246P - Axillary management and outcomes after neoadjuvant endocrine therapy in the randomized PELOPS trial

Background

There is limited data to guide axillary surgery after neoadjuvant endocrine therapy (NET). Here we report axillary status, surgery and outcomes among patients (pts) enrolled to the Palbociclib and Endocrine therapy for LObular breast cancer Preoperative Study (PELOPS).

Methods

Women with cT >1.5cm, N0-3, hormone receptor-positive, HER2-negative breast cancer were randomized 2:1 to NET + Palbociclib (Palbo) vs NET for 24 weeks. Node-positive (cN+) disease was biopsy-proven. Axillary surgery (sentinel lymph node biopsy (SLNB) +/- axillary dissection (ALND)) and nodal evaluation (H&E +/- IHC) were not protocolized. Pre-specified exploratory endpoints were ypN+ rates, local-regional recurrence-free interval (LRFI), and breast cancer-specific survival (BCSS), compared by univariate Cox proportional hazards model.

Results

188 pts were analyzed (128 treated with NET + Palbo, 60 NET). Median age was 56.5 yrs (range 32.0-83.0); 82 (43.6%) had lobular cancer, 99 (52.7%) were cN0, 84 (44.7%) cN+, 5 (2.6%) unknown cN. Of pts with known cN/ypN status, rates of ypN+ disease were 37/92 (40.2%) and 68/77 (88.3%) among cN0 and cN+ patients, respectively (14 unknown ypN). After NET + Palbo, 24/63 (38.1%) cN0 pts were ypN+ and 6/55 (10.9%) cN+ pts had a nodal pCR; after NET alone, 13/29 (44.8%) cN0 pts were ypN+ and 3/22 (13.6%) cN+ pts had a nodal pCR (Table). At a median follow-up of 4.65 yrs (IQR 3.66, 5.56), there was no difference in LRFI by treatment arm. Overall, among 108 ypN+ pts, 26 (24.1%) underwent SLNB, 82 (75.9%) ALND, 99 (91.7%) radiation, and there was no difference in LRFI or BCSS based on the performance of SLNB or ALND (unadjusted HR 1.55 [0.30, 7.92], p=0.59 and 1.10 [0.12, 9.96], p=0.934, respectively). Table: 246P

Conclusions

The addition of Palbo to NET did not impact pathologic nodal outcomes: nodal pCR rates were 10.9% after NET + Palbo and 13.6% after NET. Among those with ypN+ disease, neither LRFI nor BCSS appears to be impacted by the performance of ALND.

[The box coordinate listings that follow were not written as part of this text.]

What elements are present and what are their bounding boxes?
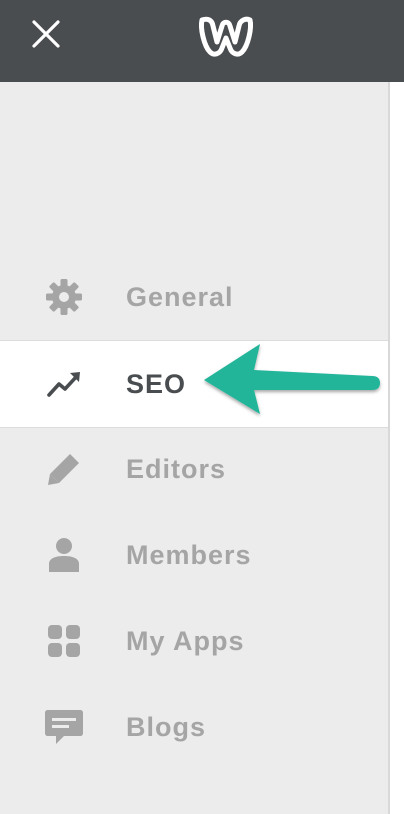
sidebar-item-label: Editors (126, 453, 227, 484)
comment-icon (42, 705, 86, 749)
sidebar-item-label: Blogs (126, 711, 207, 742)
sidebar-item-editors[interactable]: Editors (0, 426, 388, 512)
pencil-icon (42, 447, 86, 491)
sidebar-item-label: My Apps (126, 625, 245, 656)
sidebar-item-members[interactable]: Members (0, 512, 388, 598)
sidebar-item-blogs[interactable]: Blogs (0, 684, 388, 770)
sidebar-item-general[interactable]: General (0, 254, 388, 340)
apps-grid-icon (42, 619, 86, 663)
sidebar-item-seo[interactable]: SEO (0, 340, 388, 428)
sidebar-item-label: General (126, 281, 234, 312)
content-edge (390, 82, 404, 814)
close-button[interactable] (24, 14, 68, 54)
trending-up-icon (42, 362, 86, 406)
close-icon (32, 20, 60, 48)
sidebar-item-my-apps[interactable]: My Apps (0, 598, 388, 684)
sidebar-item-label: Members (126, 539, 252, 570)
person-icon (42, 533, 86, 577)
top-bar (0, 0, 404, 82)
weebly-logo-icon[interactable] (196, 12, 256, 58)
gear-icon (42, 275, 86, 319)
sidebar-item-label: SEO (126, 368, 187, 399)
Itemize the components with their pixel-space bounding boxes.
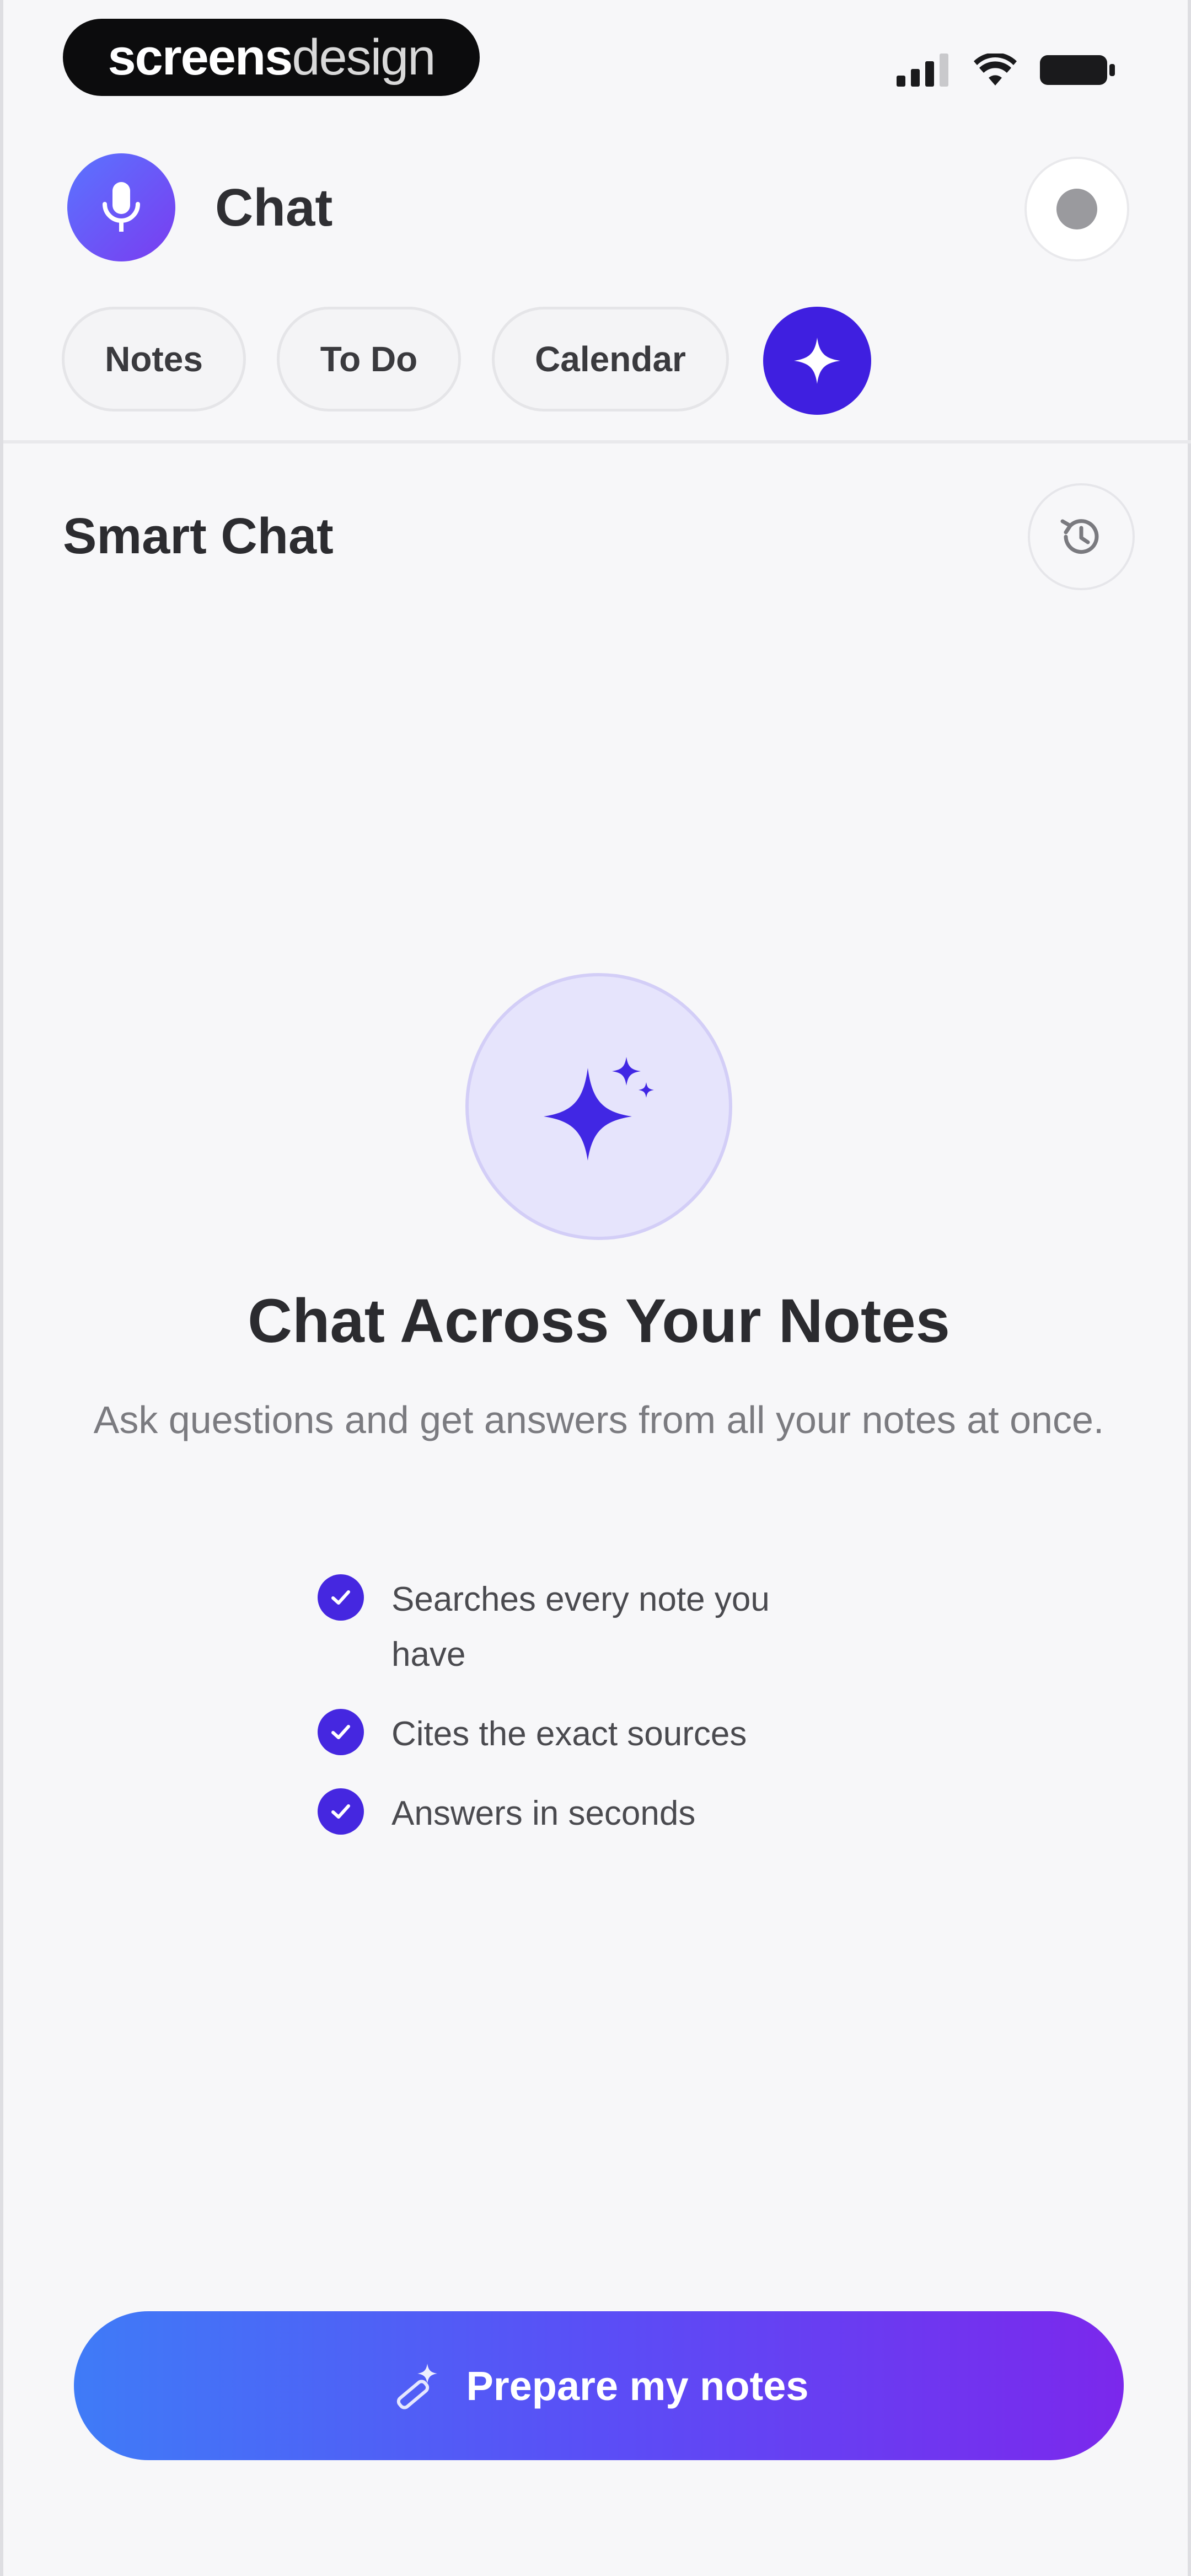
tab-notes[interactable]: Notes <box>62 307 246 411</box>
check-circle-icon <box>318 1574 364 1621</box>
sparkle-icon <box>794 338 840 384</box>
settings-dot-icon <box>1056 189 1097 229</box>
section-title: Smart Chat <box>63 508 334 564</box>
cta-label: Prepare my notes <box>466 2363 809 2409</box>
feature-item: Cites the exact sources <box>318 1707 869 1762</box>
history-button[interactable] <box>1028 483 1135 590</box>
prepare-notes-button[interactable]: Prepare my notes <box>74 2311 1124 2460</box>
voice-avatar-button[interactable] <box>67 153 175 261</box>
hero-title: Chat Across Your Notes <box>248 1286 950 1355</box>
sparkle-icon <box>544 1057 654 1161</box>
brand-bold-text: screens <box>108 29 293 85</box>
feature-list: Searches every note you have Cites the e… <box>318 1572 869 1866</box>
brand-badge: screens design <box>63 19 480 96</box>
status-icons <box>897 53 1116 87</box>
battery-icon <box>1040 55 1115 85</box>
check-circle-icon <box>318 1788 364 1835</box>
history-icon <box>1060 519 1099 554</box>
hero-subtitle: Ask questions and get answers from all y… <box>93 1398 1104 1441</box>
hero-icon-circle <box>465 973 732 1240</box>
signal-icon <box>897 54 948 87</box>
tab-to-do[interactable]: To Do <box>277 307 461 411</box>
magic-wand-icon <box>389 2358 444 2413</box>
header-divider <box>3 440 1191 443</box>
feature-text: Answers in seconds <box>391 1794 696 1832</box>
feature-item: Searches every note you have <box>318 1572 869 1682</box>
check-circle-icon <box>318 1709 364 1755</box>
tab-smart-chat[interactable] <box>763 307 871 415</box>
feature-text: Searches every note you have <box>391 1580 770 1674</box>
brand-light-text: design <box>292 29 436 85</box>
wifi-icon <box>974 54 1017 85</box>
page-title: Chat <box>215 178 333 237</box>
microphone-icon <box>103 182 140 232</box>
tab-calendar[interactable]: Calendar <box>492 307 729 411</box>
feature-text: Cites the exact sources <box>391 1715 747 1753</box>
settings-button[interactable] <box>1024 157 1129 261</box>
feature-item: Answers in seconds <box>318 1786 869 1841</box>
app-screen: screens design Chat Notes To Do Calendar… <box>0 0 1191 2576</box>
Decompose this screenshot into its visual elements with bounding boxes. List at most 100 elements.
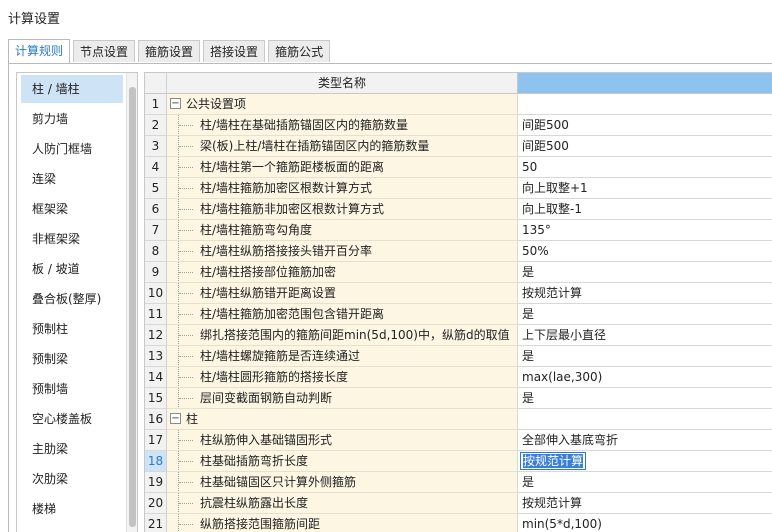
tab-0[interactable]: 计算规则 — [8, 39, 71, 63]
column-header-value[interactable] — [518, 73, 772, 93]
table-row[interactable]: 19 柱基础锚固区只计算外侧箍筋 是 — [145, 472, 772, 493]
table-row[interactable]: 11 柱/墙柱箍筋加密范围包含错开距离 是 — [145, 304, 772, 325]
sidebar-item[interactable]: 主肋梁 — [21, 435, 123, 463]
row-number[interactable]: 14 — [145, 367, 167, 388]
setting-value-cell[interactable]: 按规范计算 — [518, 493, 772, 514]
collapse-toggle-icon[interactable]: − — [170, 413, 181, 424]
table-row[interactable]: 12 绑扎搭接范围内的箍筋间距min(5d,100)中，纵筋d的取值 上下层最小直径 — [145, 325, 772, 346]
setting-value-cell[interactable]: 间距500 — [518, 115, 772, 136]
row-number[interactable]: 5 — [145, 178, 167, 199]
row-number[interactable]: 15 — [145, 388, 167, 409]
table-row[interactable]: 8 柱/墙柱纵筋搭接接头错开百分率 50% — [145, 241, 772, 262]
setting-value-cell[interactable] — [518, 409, 772, 430]
sidebar-item[interactable]: 预制梁 — [21, 345, 123, 373]
sidebar-item[interactable]: 预制墙 — [21, 375, 123, 403]
row-number[interactable]: 9 — [145, 262, 167, 283]
sidebar-item[interactable]: 楼梯 — [21, 495, 123, 523]
setting-value-cell[interactable]: 50% — [518, 241, 772, 262]
setting-name-text: 公共设置项 — [186, 97, 247, 111]
row-number[interactable]: 2 — [145, 115, 167, 136]
setting-value-cell[interactable]: 全部伸入基底弯折 — [518, 430, 772, 451]
table-row[interactable]: 16− 柱 — [145, 409, 772, 430]
setting-value-cell[interactable]: 向上取整-1 — [518, 199, 772, 220]
row-number[interactable]: 20 — [145, 493, 167, 514]
column-header-name[interactable]: 类型名称 — [167, 73, 518, 93]
setting-value-cell[interactable] — [518, 94, 772, 115]
tree-branch-icon — [179, 209, 193, 211]
tree-branch-icon — [179, 356, 193, 358]
table-row[interactable]: 18 柱基础插筋弯折长度 按规范计算 — [145, 451, 772, 472]
setting-value-cell[interactable]: 间距500 — [518, 136, 772, 157]
row-number[interactable]: 10 — [145, 283, 167, 304]
row-number[interactable]: 11 — [145, 304, 167, 325]
row-number[interactable]: 12 — [145, 325, 167, 346]
sidebar-scroll-thumb[interactable] — [129, 87, 136, 527]
setting-value-cell[interactable]: 135° — [518, 220, 772, 241]
row-number[interactable]: 18 — [145, 451, 167, 472]
setting-name-cell: 柱/墙柱在基础插筋锚固区内的箍筋数量 — [167, 115, 518, 136]
row-number[interactable]: 3 — [145, 136, 167, 157]
sidebar-item[interactable]: 非框架梁 — [21, 225, 123, 253]
sidebar-scrollbar[interactable] — [126, 73, 137, 532]
setting-name-text: 绑扎搭接范围内的箍筋间距min(5d,100)中，纵筋d的取值 — [200, 328, 510, 342]
setting-value-cell[interactable]: 上下层最小直径 — [518, 325, 772, 346]
row-number[interactable]: 16 — [145, 409, 167, 430]
row-number[interactable]: 8 — [145, 241, 167, 262]
setting-value-cell[interactable]: 是 — [518, 262, 772, 283]
table-row[interactable]: 13 柱/墙柱螺旋箍筋是否连续通过 是 — [145, 346, 772, 367]
table-row[interactable]: 3 梁(板)上柱/墙柱在插筋锚固区内的箍筋数量 间距500 — [145, 136, 772, 157]
table-row[interactable]: 1− 公共设置项 — [145, 94, 772, 115]
row-number[interactable]: 7 — [145, 220, 167, 241]
setting-value-cell[interactable]: max(lae,300) — [518, 367, 772, 388]
sidebar-item[interactable]: 连梁 — [21, 165, 123, 193]
sidebar-item[interactable]: 叠合板(整厚) — [21, 285, 123, 313]
table-row[interactable]: 7 柱/墙柱箍筋弯勾角度 135° — [145, 220, 772, 241]
sidebar-item[interactable]: 次肋梁 — [21, 465, 123, 493]
row-number[interactable]: 13 — [145, 346, 167, 367]
table-row[interactable]: 21 纵筋搭接范围箍筋间距 min(5*d,100) — [145, 514, 772, 532]
table-row[interactable]: 14 柱/墙柱圆形箍筋的搭接长度 max(lae,300) — [145, 367, 772, 388]
table-row[interactable]: 20 抗震柱纵筋露出长度 按规范计算 — [145, 493, 772, 514]
setting-value-cell[interactable]: 按规范计算 — [518, 283, 772, 304]
setting-value-cell[interactable]: min(5*d,100) — [518, 514, 772, 532]
setting-value-cell[interactable]: 按规范计算 — [518, 451, 772, 472]
tab-4[interactable]: 箍筋公式 — [268, 40, 331, 62]
table-row[interactable]: 5 柱/墙柱箍筋加密区根数计算方式 向上取整+1 — [145, 178, 772, 199]
setting-value-cell[interactable]: 50 — [518, 157, 772, 178]
sidebar-item[interactable]: 预制柱 — [21, 315, 123, 343]
setting-name-text: 柱/墙柱纵筋搭接接头错开百分率 — [200, 244, 373, 258]
tab-1[interactable]: 节点设置 — [73, 40, 136, 62]
sidebar-item[interactable]: 空心楼盖板 — [21, 405, 123, 433]
sidebar-item[interactable]: 柱 / 墙柱 — [21, 75, 123, 103]
table-row[interactable]: 2 柱/墙柱在基础插筋锚固区内的箍筋数量 间距500 — [145, 115, 772, 136]
table-row[interactable]: 10 柱/墙柱纵筋错开距离设置 按规范计算 — [145, 283, 772, 304]
value-edit-input[interactable]: 按规范计算 — [520, 452, 587, 470]
table-row[interactable]: 4 柱/墙柱第一个箍筋距楼板面的距离 50 — [145, 157, 772, 178]
table-row[interactable]: 15 层间变截面钢筋自动判断 是 — [145, 388, 772, 409]
sidebar-item[interactable]: 人防门框墙 — [21, 135, 123, 163]
setting-value-cell[interactable]: 是 — [518, 346, 772, 367]
tab-3[interactable]: 搭接设置 — [203, 40, 266, 62]
row-number[interactable]: 6 — [145, 199, 167, 220]
row-number[interactable]: 17 — [145, 430, 167, 451]
row-number[interactable]: 21 — [145, 514, 167, 532]
tab-2[interactable]: 箍筋设置 — [138, 40, 201, 62]
setting-value-cell[interactable]: 向上取整+1 — [518, 178, 772, 199]
table-row[interactable]: 9 柱/墙柱搭接部位箍筋加密 是 — [145, 262, 772, 283]
table-row[interactable]: 17 柱纵筋伸入基础锚固形式 全部伸入基底弯折 — [145, 430, 772, 451]
selected-value-text: 按规范计算 — [523, 454, 584, 468]
table-row[interactable]: 6 柱/墙柱箍筋非加密区根数计算方式 向上取整-1 — [145, 199, 772, 220]
row-number[interactable]: 4 — [145, 157, 167, 178]
tree-branch-icon — [179, 377, 193, 379]
setting-value-cell[interactable]: 是 — [518, 304, 772, 325]
setting-value-cell[interactable]: 是 — [518, 388, 772, 409]
sidebar-item[interactable]: 板 / 坡道 — [21, 255, 123, 283]
setting-name-cell: 柱/墙柱箍筋加密范围包含错开距离 — [167, 304, 518, 325]
row-number[interactable]: 19 — [145, 472, 167, 493]
sidebar-item[interactable]: 剪力墙 — [21, 105, 123, 133]
collapse-toggle-icon[interactable]: − — [170, 98, 181, 109]
setting-value-cell[interactable]: 是 — [518, 472, 772, 493]
row-number[interactable]: 1 — [145, 94, 167, 115]
window-title: 计算设置 — [8, 12, 61, 27]
sidebar-item[interactable]: 框架梁 — [21, 195, 123, 223]
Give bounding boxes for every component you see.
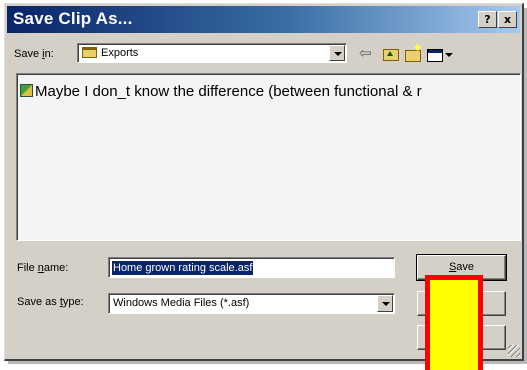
file-name-label: File name: — [17, 262, 69, 274]
view-menu-icon[interactable] — [425, 45, 455, 63]
window-title: Save Clip As... — [13, 9, 133, 28]
close-icon: x — [503, 13, 512, 26]
title-bar[interactable]: Save Clip As... ? x — [7, 6, 520, 33]
list-item[interactable]: Maybe I don_t know the difference (betwe… — [20, 83, 422, 100]
file-item-label: Maybe I don_t know the difference (betwe… — [35, 83, 422, 100]
up-folder-icon[interactable] — [381, 45, 401, 63]
file-name-value: Home grown rating scale.asf — [112, 261, 254, 275]
back-icon[interactable]: ⇦ — [359, 45, 379, 63]
chevron-down-icon[interactable] — [329, 45, 345, 61]
file-name-input[interactable]: Home grown rating scale.asf — [108, 257, 395, 278]
folder-icon — [82, 47, 97, 58]
resize-grip-icon[interactable] — [508, 345, 520, 357]
chevron-down-icon[interactable] — [377, 295, 393, 312]
save-button-label: Save — [448, 261, 475, 273]
save-in-value: Exports — [82, 47, 138, 59]
media-file-icon — [20, 84, 33, 97]
help-button[interactable]: ? — [478, 11, 497, 28]
file-list[interactable]: Maybe I don_t know the difference (betwe… — [16, 73, 521, 241]
save-type-label: Save as type: — [17, 296, 84, 308]
new-folder-icon[interactable] — [403, 45, 423, 63]
highlight-marker — [425, 275, 483, 370]
save-type-value: Windows Media Files (*.asf) — [113, 297, 250, 309]
close-button[interactable]: x — [498, 11, 517, 28]
save-in-dropdown[interactable]: Exports — [77, 43, 347, 63]
save-type-dropdown[interactable]: Windows Media Files (*.asf) — [108, 293, 395, 314]
save-in-label: Save in: — [14, 48, 54, 60]
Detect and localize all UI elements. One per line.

Clinical trial identification

NCT02764541 Dana Farber DFCI IRB: 16-052.

Editorial acknowledgement

Legal entity responsible for the study

Anna Weiss.

Funding

This work was funded by a Breast Cancer Alliance Exceptional Project Award. The PELOPS trial was supported by Pfizer.

Disclosure

A.C. Weiss: Non-Financial Interests, Institutional, Advisory Board: Myriad, Merck, Abbvie. M.A.A. Fenton: Non-Financial Interests, Institutional, Other, Spouse Consultant: Astellas. L.C. Kennedy: Non-Financial Interests, Institutional, Advisory Board: Daiichi Sankyo; Financial Interests, Institutional, Research Funding: Roche-Genentech, Puma Biotechnology. E. Mittendorf: Financial Interests, Personal, Advisory Board: Merck, BioNTech, AstraZeneca; Financial Interests, Personal, Invited Speaker: MSD; Financial Interests, Institutional, Research Grant, I have a grant from SU2C funded by Roche/Genentech that supports the conduct of a clinical trial: Roche/Genentech; Financial Interests, Institutional, Coordinating PI, Gillead provides clinical trial support to my institution for a study that I am the PI on: Gillead; Financial Interests, Personal, Steering Committee Member: Roche/Genentech, BMS; Non-Financial Interests, Member of Board of Directors: American Society of Clinical Oncology; Non-Financial Interests, Advisory Role, I serve in an advisory role as a Komen Scholar: Komen for the Cure. O. Metzger: Financial Interests, Personal, Funding, Grant funding: Pfizer; Financial Interests, Personal, Other, Personal fees: Merck & Co, Oncoclicnicas. T.A. King: Financial Interests, Personal, Advisory Board, Compensated Services and Speakers Honoraria: Exact Sciences; Financial Interests, Personal, Leadership Role, Compensated service as faculty: PrecisCa Cancer Information Service. All other authors have declared no conflicts of interest.